Auteurs cités : Jean-François BORDRON, Edmund HUSSERL, Emmanuel KANT, Charles Sanders PEIRCE, Eleanor Rosch.

Texte intégral

L’ouvrage de Jean-François Bordron qui vient de paraître, L’iconicité et ses images, études sémiotiques représente une somme importante dans la constitution d’une sémiotique des images ; ensemble de textes rassemblés, publiés ou inédits, cet ouvrage caractérise au départ différents points de vue sur la question, soit par le biais d’une architecture (« La villa Falbala » de Dubuffet, « Sens et signification » à propos de la Tour aux figures du même auteur, le premier en ouverture et le second en clôture), soit par celui d’une peinture (« Paysage et lumière » à propos d’un Rothko ou encore « Distance et phobie » à propos d’un Poussin) ; soit par celui d’un dispositif de médiation qui est à l’origine de notre univers optique (« Descartes et Brunelleschi. La pensée au miroir ») ; enfin, d’une description littéraire (« La robe de Madame Swann »).
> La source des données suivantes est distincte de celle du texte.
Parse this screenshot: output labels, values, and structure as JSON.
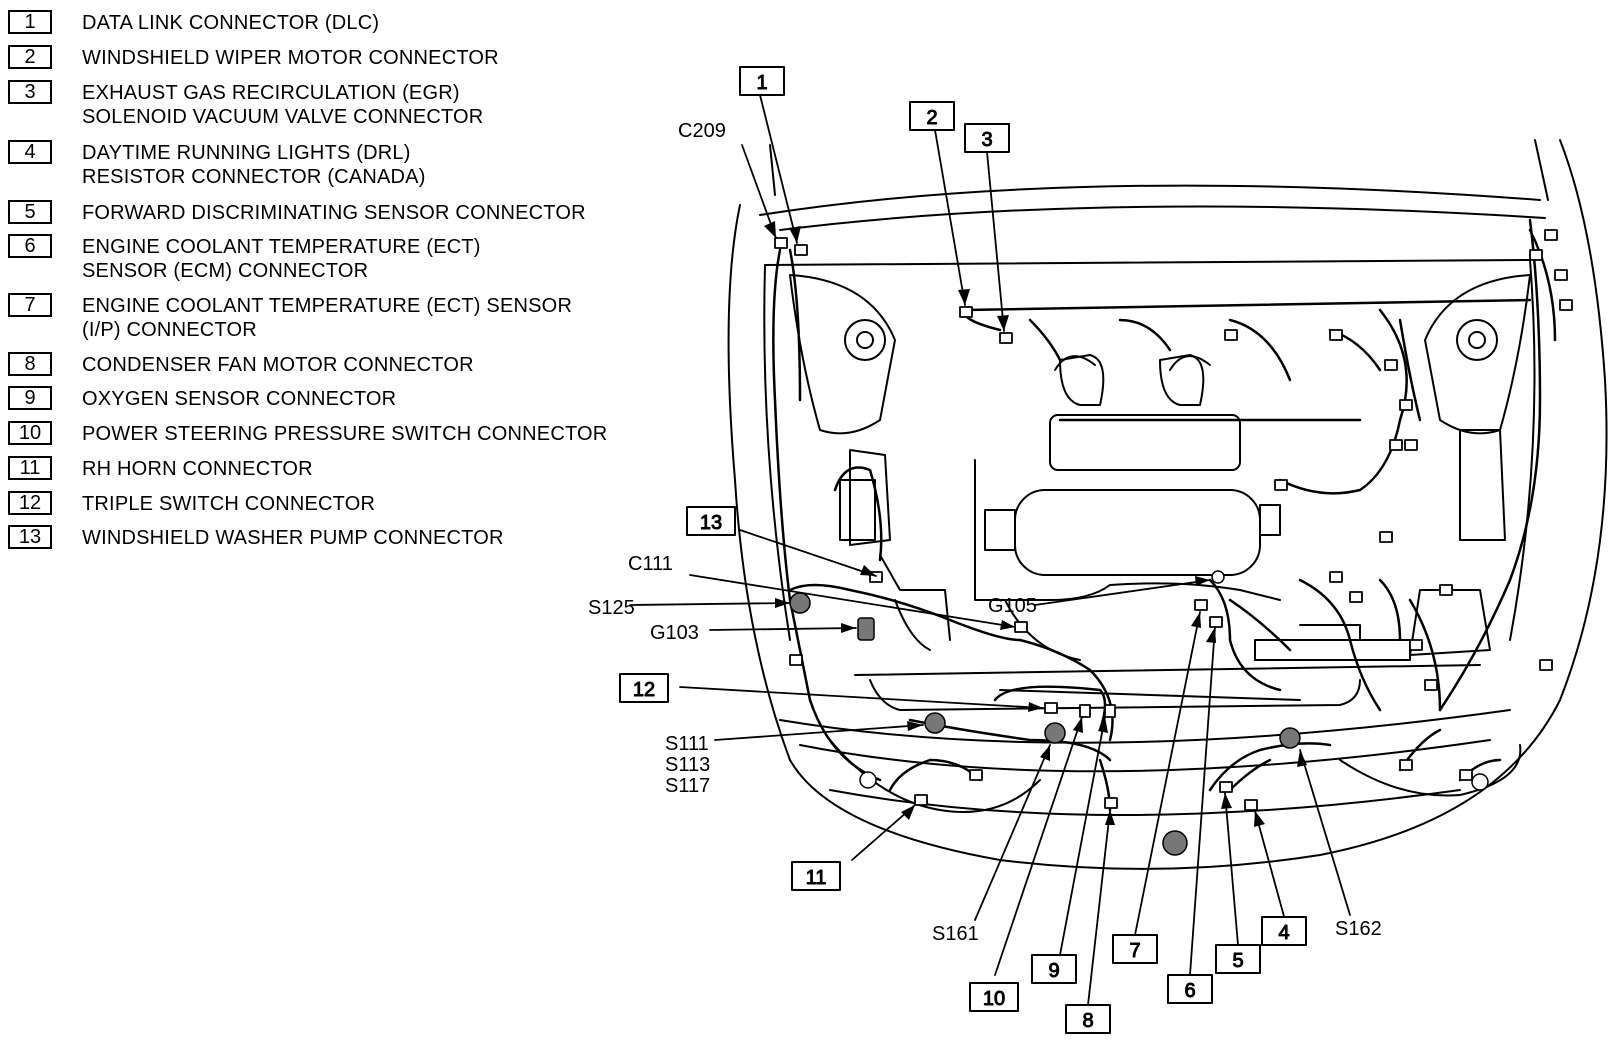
{
  "legend": [
    {
      "num": "1",
      "text": "DATA LINK CONNECTOR (DLC)"
    },
    {
      "num": "2",
      "text": "WINDSHIELD WIPER MOTOR CONNECTOR"
    },
    {
      "num": "3",
      "text": "EXHAUST GAS RECIRCULATION (EGR)\nSOLENOID VACUUM VALVE CONNECTOR"
    },
    {
      "num": "4",
      "text": "DAYTIME RUNNING LIGHTS (DRL)\nRESISTOR CONNECTOR (CANADA)"
    },
    {
      "num": "5",
      "text": "FORWARD DISCRIMINATING SENSOR CONNECTOR"
    },
    {
      "num": "6",
      "text": "ENGINE COOLANT TEMPERATURE (ECT)\nSENSOR (ECM) CONNECTOR"
    },
    {
      "num": "7",
      "text": "ENGINE COOLANT TEMPERATURE (ECT) SENSOR\n(I/P) CONNECTOR"
    },
    {
      "num": "8",
      "text": "CONDENSER FAN MOTOR CONNECTOR"
    },
    {
      "num": "9",
      "text": "OXYGEN SENSOR CONNECTOR"
    },
    {
      "num": "10",
      "text": "POWER STEERING PRESSURE SWITCH CONNECTOR"
    },
    {
      "num": "11",
      "text": "RH HORN CONNECTOR"
    },
    {
      "num": "12",
      "text": "TRIPLE SWITCH CONNECTOR"
    },
    {
      "num": "13",
      "text": "WINDSHIELD WASHER PUMP CONNECTOR"
    }
  ],
  "callouts": [
    "1",
    "2",
    "3",
    "4",
    "5",
    "6",
    "7",
    "8",
    "9",
    "10",
    "11",
    "12",
    "13"
  ],
  "labels": {
    "c209": "C209",
    "c111": "C111",
    "s125": "S125",
    "g103": "G103",
    "g105": "G105",
    "s111": "S111",
    "s113": "S113",
    "s117": "S117",
    "s161": "S161",
    "s162": "S162"
  }
}
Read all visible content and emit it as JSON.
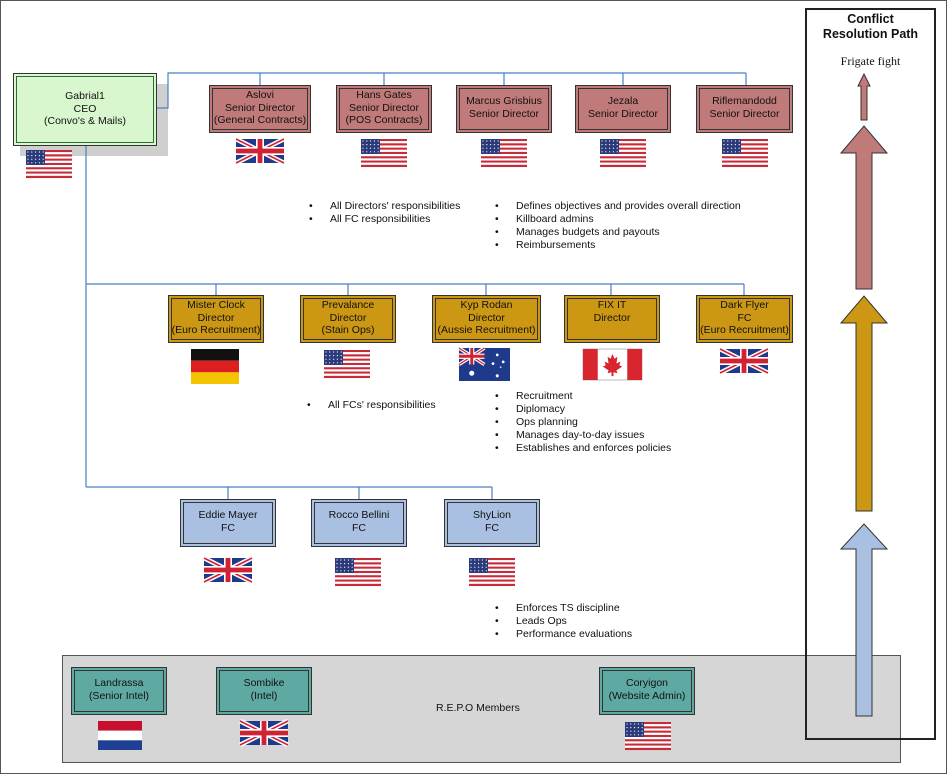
{
  "ceo": {
    "lines": [
      "Gabrial1",
      "CEO",
      "(Convo's & Mails)"
    ]
  },
  "senior_directors": [
    {
      "lines": [
        "Aslovi",
        "Senior Director",
        "(General Contracts)"
      ],
      "flag": "uk"
    },
    {
      "lines": [
        "Hans Gates",
        "Senior Director",
        "(POS Contracts)"
      ],
      "flag": "us"
    },
    {
      "lines": [
        "Marcus Grisbius",
        "Senior Director"
      ],
      "flag": "us"
    },
    {
      "lines": [
        "Jezala",
        "Senior Director"
      ],
      "flag": "us"
    },
    {
      "lines": [
        "Riflemandodd",
        "Senior Director"
      ],
      "flag": "us"
    }
  ],
  "directors": [
    {
      "lines": [
        "Mister Clock",
        "Director",
        "(Euro Recruitment)"
      ],
      "flag": "germany"
    },
    {
      "lines": [
        "Prevalance",
        "Director",
        "(Stain Ops)"
      ],
      "flag": "us"
    },
    {
      "lines": [
        "Kyp Rodan",
        "Director",
        "(Aussie Recruitment)"
      ],
      "flag": "australia"
    },
    {
      "lines": [
        "FIX IT",
        "Director"
      ],
      "flag": "canada"
    },
    {
      "lines": [
        "Dark Flyer",
        "FC",
        "(Euro Recruitment)"
      ],
      "flag": "uk"
    }
  ],
  "fcs": [
    {
      "lines": [
        "Eddie Mayer",
        "FC"
      ],
      "flag": "uk"
    },
    {
      "lines": [
        "Rocco Bellini",
        "FC"
      ],
      "flag": "us"
    },
    {
      "lines": [
        "ShyLion",
        "FC"
      ],
      "flag": "us"
    }
  ],
  "repo": {
    "label": "R.E.P.O Members",
    "members": [
      {
        "lines": [
          "Landrassa",
          "(Senior Intel)"
        ],
        "flag": "netherlands"
      },
      {
        "lines": [
          "Sombike",
          "(Intel)"
        ],
        "flag": "uk"
      },
      {
        "lines": [
          "Coryigon",
          "(Website Admin)"
        ],
        "flag": "us"
      }
    ]
  },
  "bullets": {
    "ceo_inherits": [
      "All Directors' responsibilities",
      "All FC responsibilities"
    ],
    "ceo_duties": [
      "Defines objectives and provides overall direction",
      "Killboard admins",
      "Manages budgets and payouts",
      "Reimbursements"
    ],
    "director_inherits": [
      "All FCs' responsibilities"
    ],
    "director_duties": [
      "Recruitment",
      "Diplomacy",
      "Ops planning",
      "Manages day-to-day issues",
      "Establishes and enforces policies"
    ],
    "fc_duties": [
      "Enforces TS discipline",
      "Leads Ops",
      "Performance evaluations"
    ]
  },
  "conflict_path": {
    "title": [
      "Conflict",
      "Resolution Path"
    ],
    "top_label": "Frigate fight",
    "arrow_colors": [
      "#a9c0e2",
      "#cc9712",
      "#c07a7a"
    ]
  },
  "colors": {
    "senior_director": "#c07a7a",
    "director": "#cc9712",
    "fc": "#a9c0e2",
    "repo_member": "#5fa9a3",
    "ceo": "#d9f7cf",
    "repo_band": "#d6d6d6",
    "connector": "#4a7ec8"
  }
}
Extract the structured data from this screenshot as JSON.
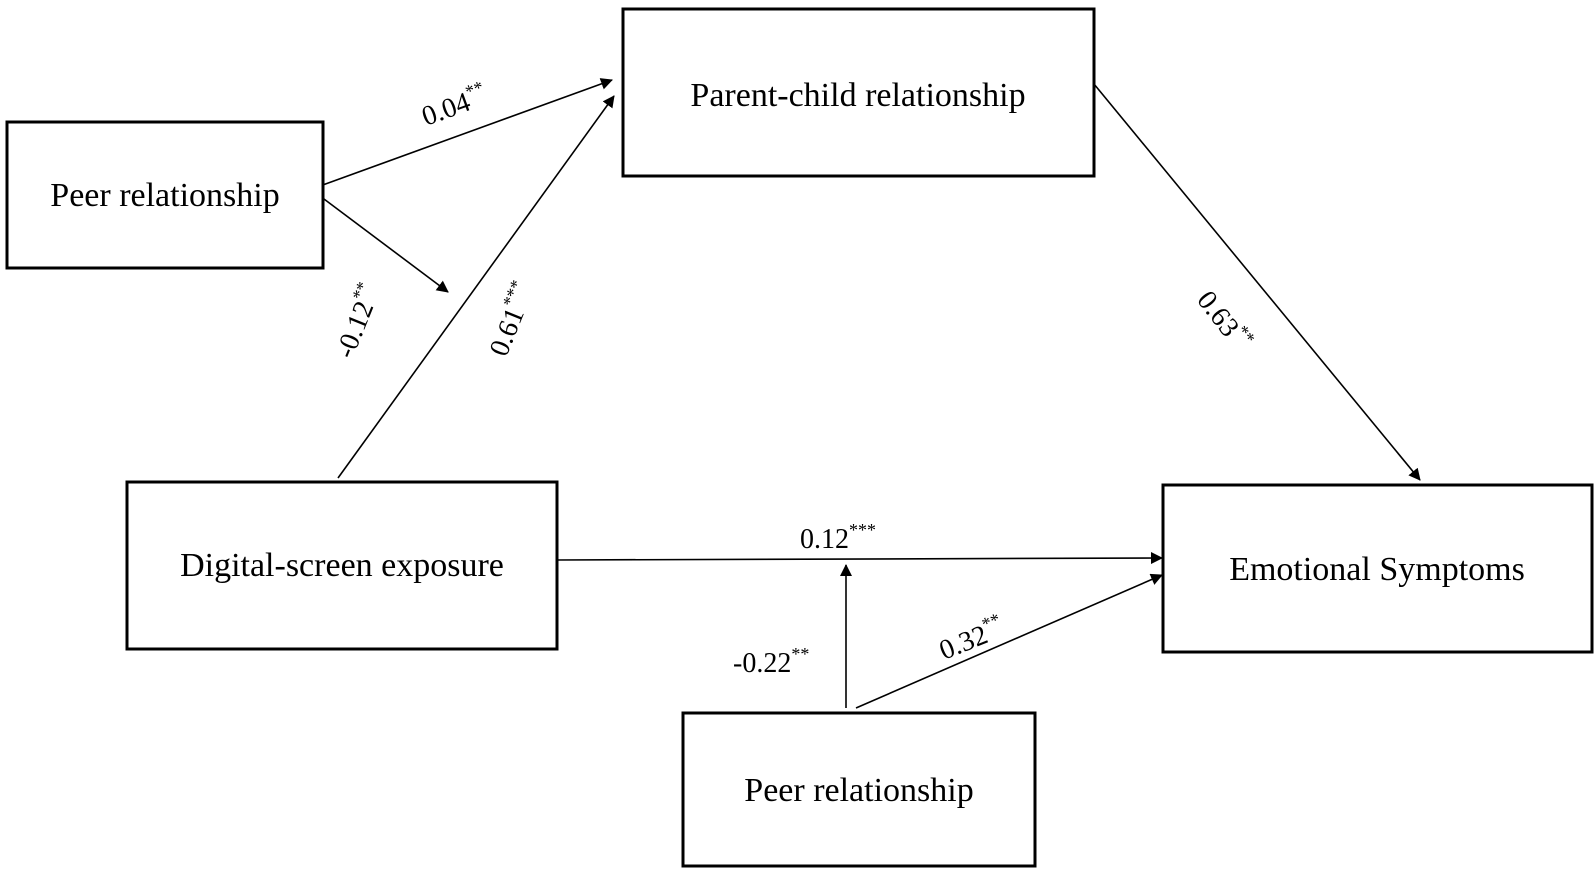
{
  "nodes": {
    "peer_top": "Peer relationship",
    "parent_child": "Parent-child relationship",
    "digital_screen": "Digital-screen exposure",
    "emotional": "Emotional Symptoms",
    "peer_bottom": "Peer relationship"
  },
  "paths": {
    "peer_to_parent": {
      "coef": "0.04",
      "sig": "**"
    },
    "peer_moderation_top": {
      "coef": "-0.12",
      "sig": "**"
    },
    "digital_to_parent": {
      "coef": "0.61",
      "sig": "***"
    },
    "parent_to_emotional": {
      "coef": "0.63",
      "sig": "**"
    },
    "digital_to_emotional": {
      "coef": "0.12",
      "sig": "***"
    },
    "peer_moderation_bottom": {
      "coef": "-0.22",
      "sig": "**"
    },
    "peer_to_emotional": {
      "coef": "0.32",
      "sig": "**"
    }
  }
}
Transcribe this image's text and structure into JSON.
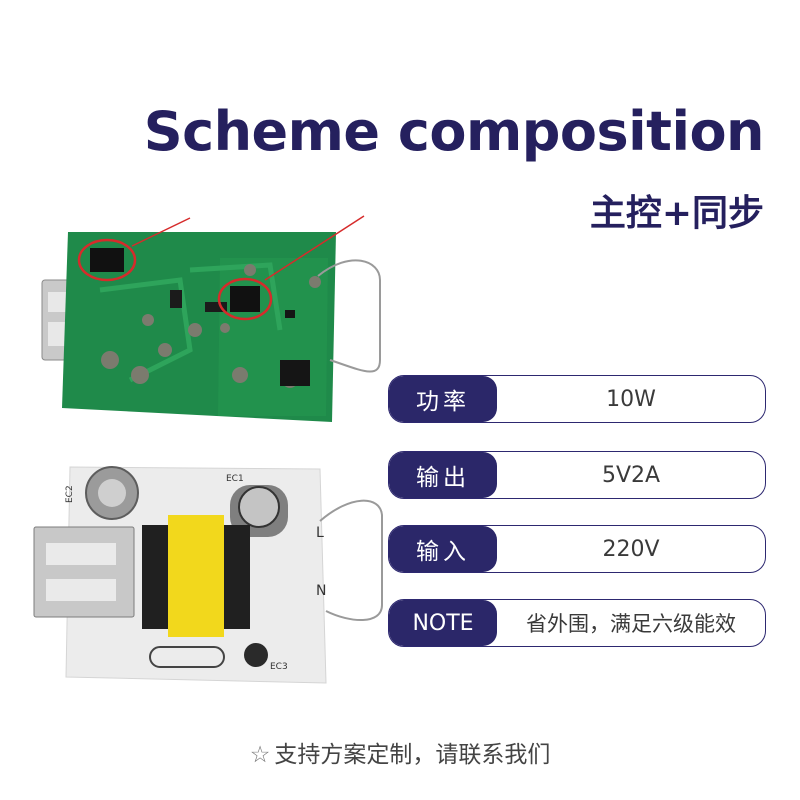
{
  "header": {
    "title": "Scheme composition",
    "subtitle": "主控+同步"
  },
  "specs": [
    {
      "label": "功率",
      "value": "10W"
    },
    {
      "label": "输出",
      "value": "5V2A"
    },
    {
      "label": "输入",
      "value": "220V"
    },
    {
      "label": "NOTE",
      "value": "省外围，满足六级能效"
    }
  ],
  "footer": {
    "icon": "star-outline-icon",
    "text": "支持方案定制，请联系我们"
  },
  "board_labels": {
    "ec1": "EC1",
    "ec2": "EC2",
    "ec3": "EC3",
    "l": "L",
    "n": "N"
  },
  "colors": {
    "brand": "#25205e",
    "label_bg": "#2b2769",
    "pcb_green": "#1f8a4a",
    "highlight": "#d62b2b",
    "transformer": "#f2d81c"
  }
}
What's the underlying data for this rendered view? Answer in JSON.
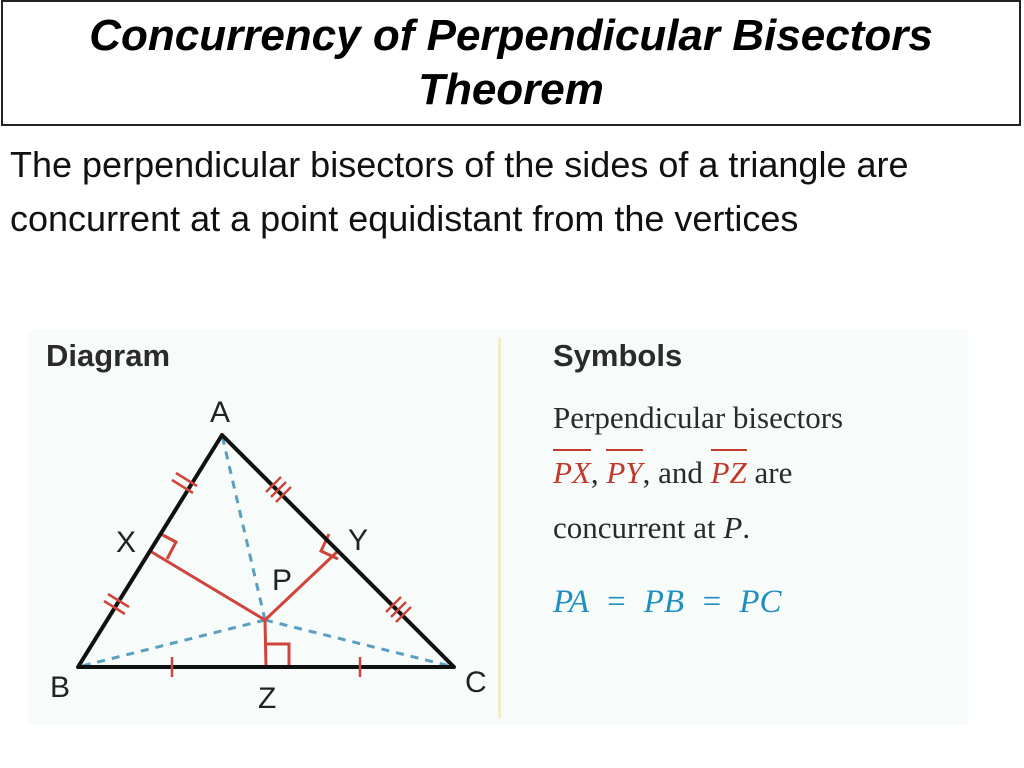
{
  "title": "Concurrency of Perpendicular Bisectors Theorem",
  "statement": "The perpendicular bisectors of the sides of a triangle are concurrent at a point equidistant from the vertices",
  "figure": {
    "diagram_heading": "Diagram",
    "symbols_heading": "Symbols",
    "symbols_line1": "Perpendicular bisectors",
    "segment_px": "PX",
    "segment_py": "PY",
    "segment_pz": "PZ",
    "comma": ",",
    "and_text": ", and",
    "are_text": "are",
    "concurrent_text": "concurrent at ",
    "point_p": "P",
    "period": ".",
    "equation": "PA  =  PB  =  PC",
    "labels": {
      "A": "A",
      "B": "B",
      "C": "C",
      "X": "X",
      "Y": "Y",
      "Z": "Z",
      "P": "P"
    },
    "colors": {
      "triangle": "#111111",
      "bisector": "#d0453a",
      "dashed": "#5a9fc0",
      "equation": "#1f8fbf"
    }
  }
}
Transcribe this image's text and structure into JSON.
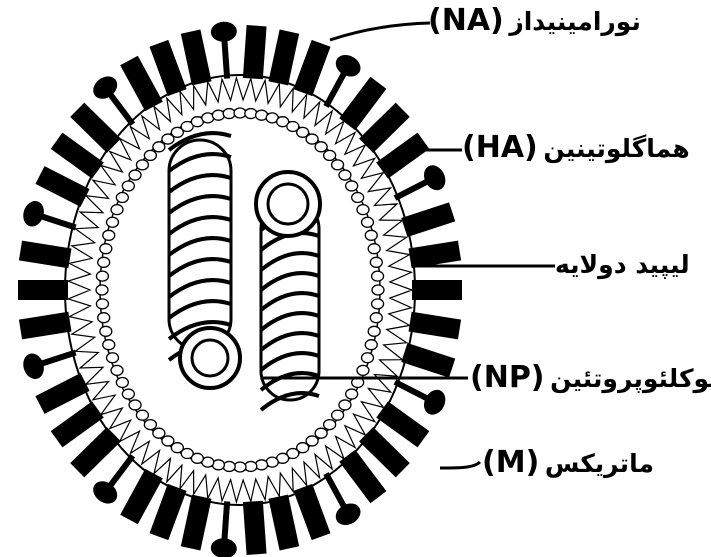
{
  "labels": {
    "na": {
      "abbr": "(NA)",
      "text": "نورامینیداز"
    },
    "ha": {
      "abbr": "(HA)",
      "text": "هماگلوتینین"
    },
    "lipid": {
      "text": "لیپید دولایه"
    },
    "np": {
      "abbr": "(NP)",
      "text": "نوکلئوپروتئین"
    },
    "m": {
      "abbr": "(M)",
      "text": "ماتریکس"
    }
  },
  "colors": {
    "ink": "#000000",
    "paper": "#ffffff"
  }
}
Mais peut-on parler d’un même « objet » iconique dans cette variété de points de vue ou plutôt d’un « quasi-objet » qui les traverse ? Ce qui frappe à la lecture, c’est le lien étroit établi entre sémiotique et philosophie (lien non pas intermittent mais prégnant), le dialogue établi entre elles à propos des notions de base (acte, substance, expression, etc.) ; alors que la sémiotique apporte sa méthode de travail, son pouvoir descriptif, la philosophie de son côté (dont plusieurs traits l’apparentent à une logique) apporte son questionnement ontologique, sa faculté à dissocier les différents niveaux d’articulation faisant de ce quasi-objet une pluralité sous l’unité apparente. La phénoménologie de Husserl est bien sûr le pivot de ces différentes articulations constitutives d’une genèse du sens, sans oublier le fait que d’autres auteurs (Kant, Bergson, Merleau-Ponty) représentent d’autres points d’appui de la démarche.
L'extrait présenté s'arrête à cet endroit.